2. He writes: “Peer-to-peer providers just won’t be able to get sufficient scale to efficiently use capital to cover risk.” But isn’t this more about how they enable distribution and connections and pools of risk?

3. He writes: “IoT [Internet of Things] devices [and other new technologies] will slowly be adopted by most insurers as they look to get competitive edges, but the follow-the-leader paradigm of the industry will mean that any edge will disappear quickly, and we will all be running hard just to stay in place. These technologies are impressive. I would classify them as a solid innovations to the industry, but not disruptive.” I agree on this – it’s more evolution, not revolution. The revolution comes if the carriers actually do something with the technologies and create better products that are truly personalized. Note that we are still thinking in a product mindset, and I suspect this will change.

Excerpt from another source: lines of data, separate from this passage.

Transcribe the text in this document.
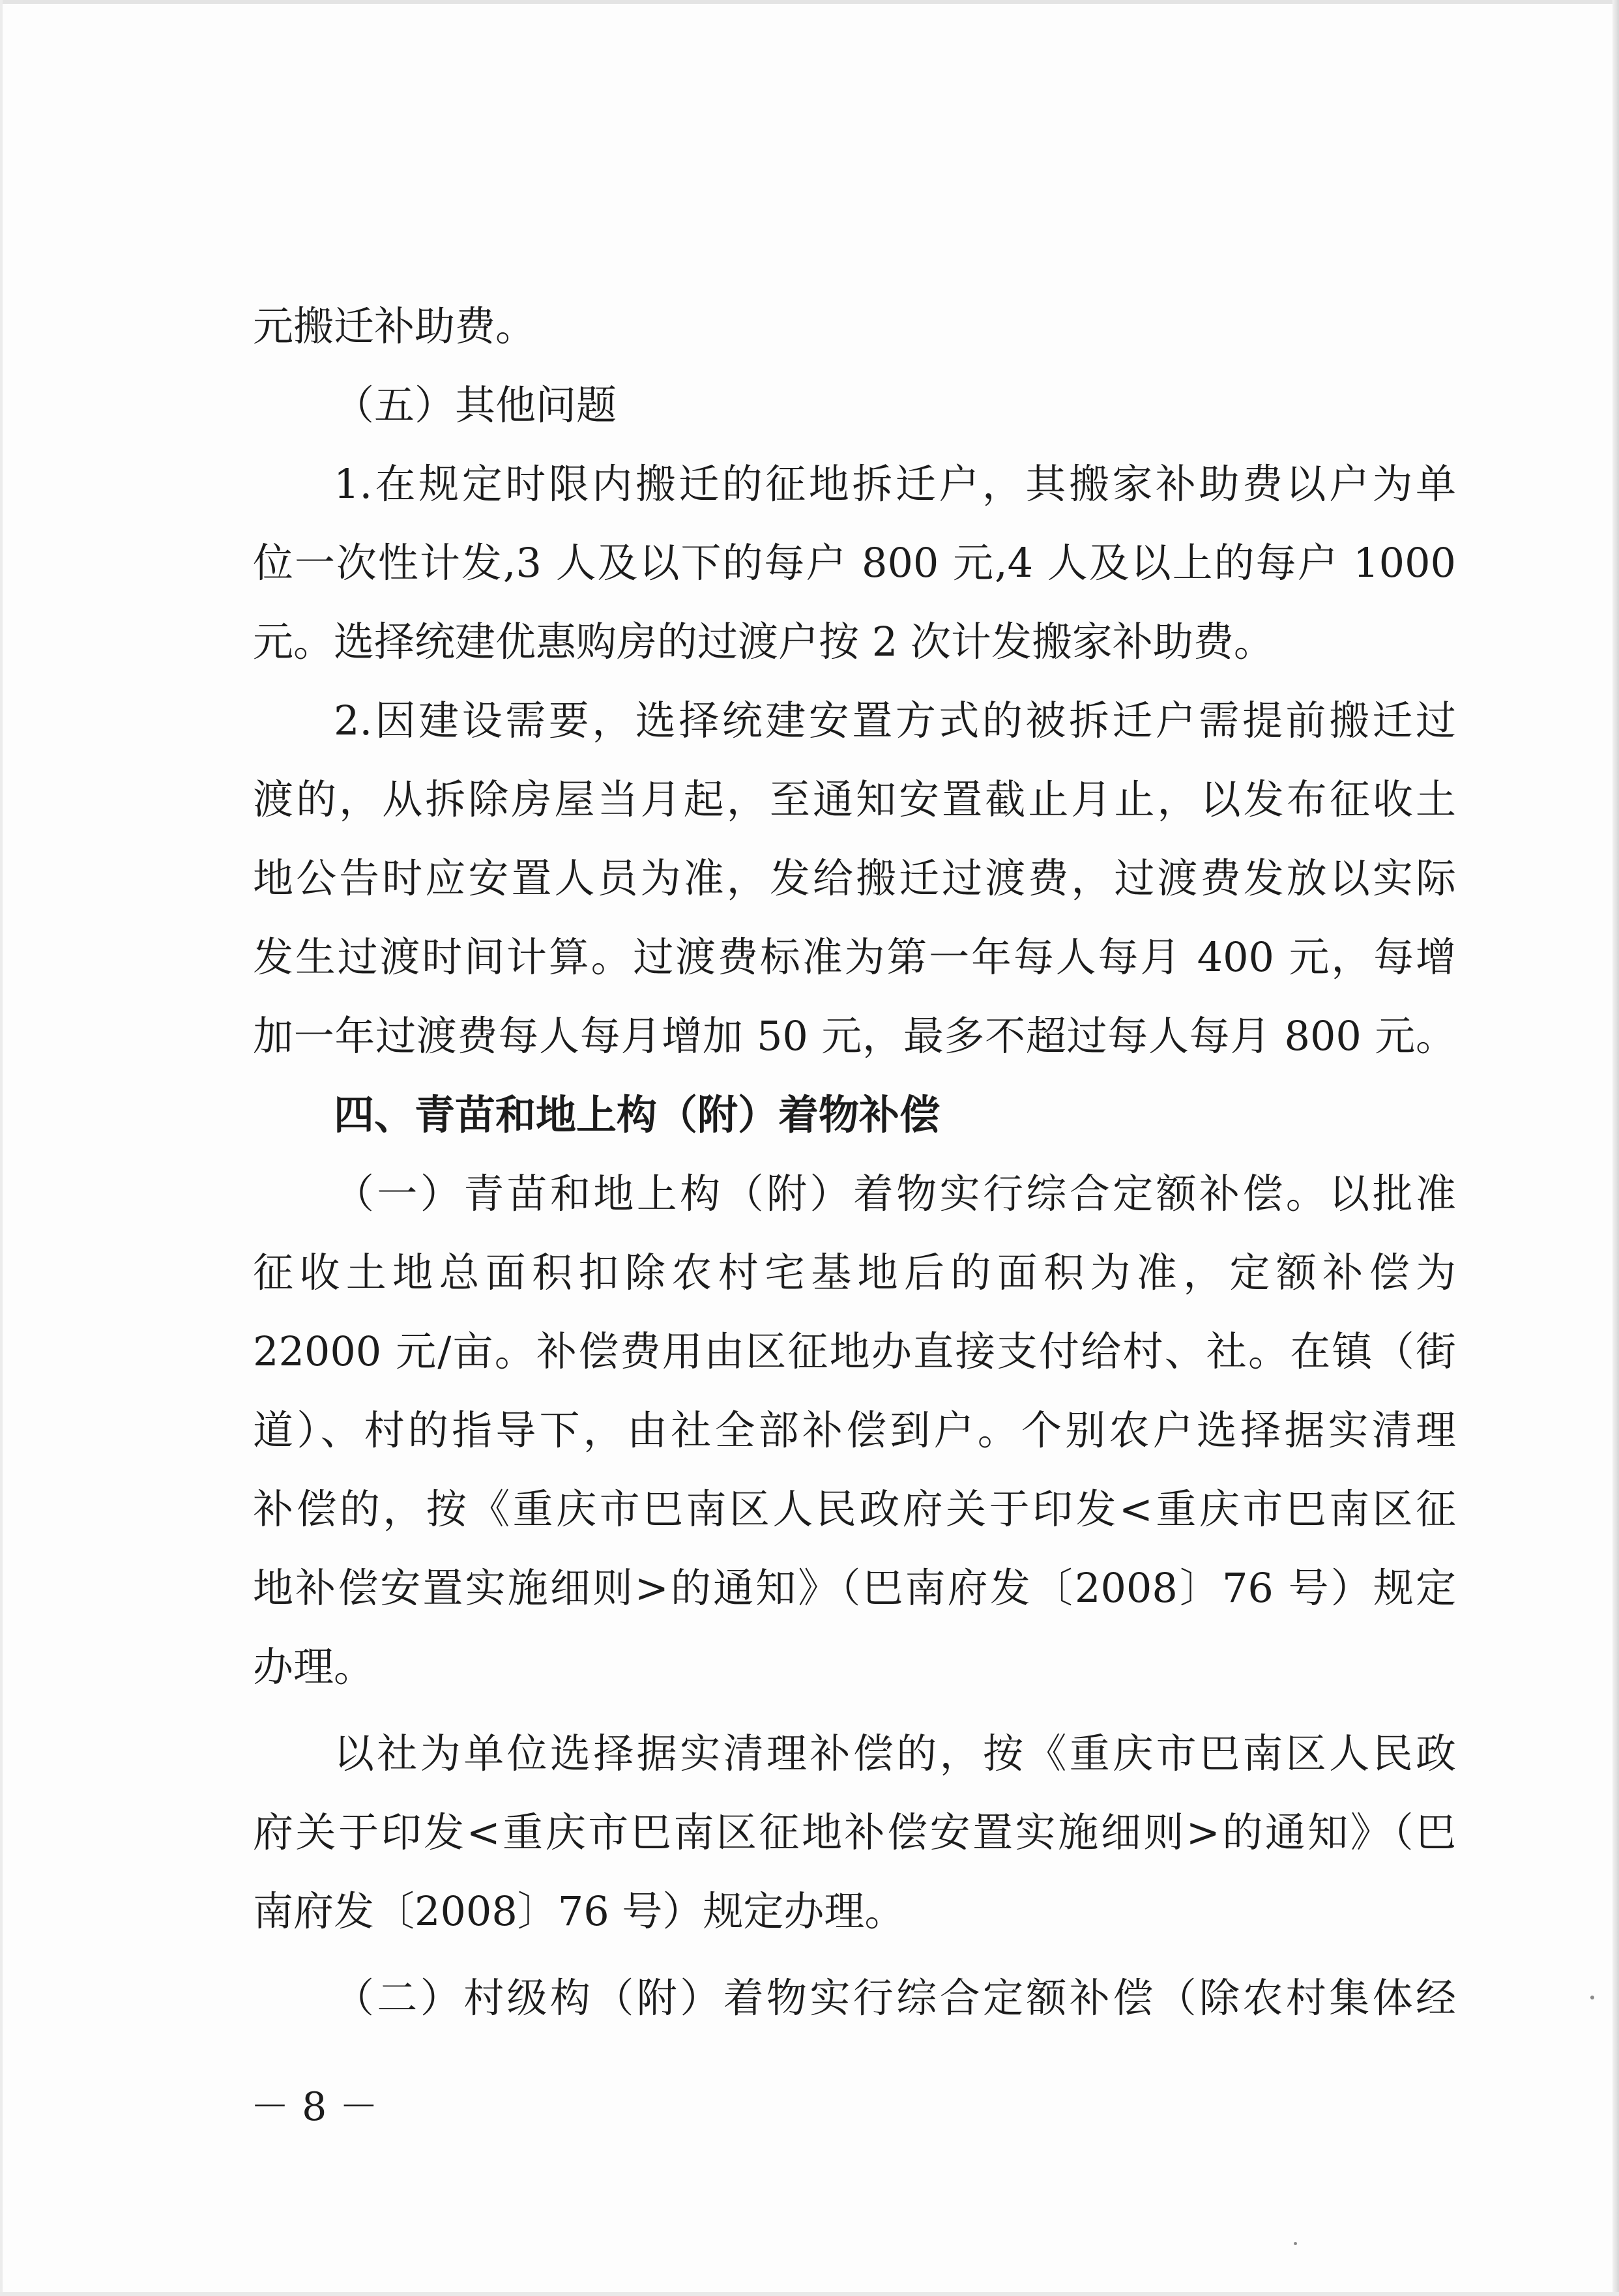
元搬迁补助费。
（五）其他问题
1.在规定时限内搬迁的征地拆迁户，其搬家补助费以户为单
位一次性计发,3 人及以下的每户 800 元,4 人及以上的每户 1000
元。选择统建优惠购房的过渡户按 2 次计发搬家补助费。
2.因建设需要，选择统建安置方式的被拆迁户需提前搬迁过
渡的，从拆除房屋当月起，至通知安置截止月止，以发布征收土
地公告时应安置人员为准，发给搬迁过渡费，过渡费发放以实际
发生过渡时间计算。过渡费标准为第一年每人每月 400 元，每增
加一年过渡费每人每月增加 50 元，最多不超过每人每月 800 元。
四、青苗和地上构（附）着物补偿
（一）青苗和地上构（附）着物实行综合定额补偿。以批准
征收土地总面积扣除农村宅基地后的面积为准，定额补偿为
22000 元/亩。补偿费用由区征地办直接支付给村、社。在镇（街
道）、村的指导下，由社全部补偿到户。个别农户选择据实清理
补偿的，按《重庆市巴南区人民政府关于印发<重庆市巴南区征
地补偿安置实施细则>的通知》（巴南府发〔2008〕76 号）规定
办理。
以社为单位选择据实清理补偿的，按《重庆市巴南区人民政
府关于印发<重庆市巴南区征地补偿安置实施细则>的通知》（巴
南府发〔2008〕76 号）规定办理。
（二）村级构（附）着物实行综合定额补偿（除农村集体经
－ 8 －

4. He writes: “I think State Farm and large auto insurers like them will be just fine, and technologies such as autonomous vehicles will be more of an annoyance than an existential threat.” Like Nick, I think there will be evolution. But I think the change with autonomous vehicles is not only to move from personal insurance to product liability (or a mix with a flex of product and personal liability, e.g. the manufacturer will provide the base layer of cover, but after that you have the flex options to add extras). To me, the issue is more about distribution of the product. I envisage that next you will buy insurance to cover a journey, instead of buying insurance once a year through a price comparison/aggregator site. Equally, the big auto insurance carriers Nick mentions will need to look for new sources of income and value-added services, be it breakdown or otherwise to drive revenue and profit. I suspect these will be more often from outside our standard world. The car will be the most connected thing we engage with, and that alone brings a whole host of exciting opportunity. If we do go for autonomous cars in scale and get them right, then the disruption could be that product liability (PL) dramatically reduces to being a capacity provider only to a new distribution channel (auto providers?). Or the CL carriers and reinsurance providers actually take prominence (higher likelihood in my view).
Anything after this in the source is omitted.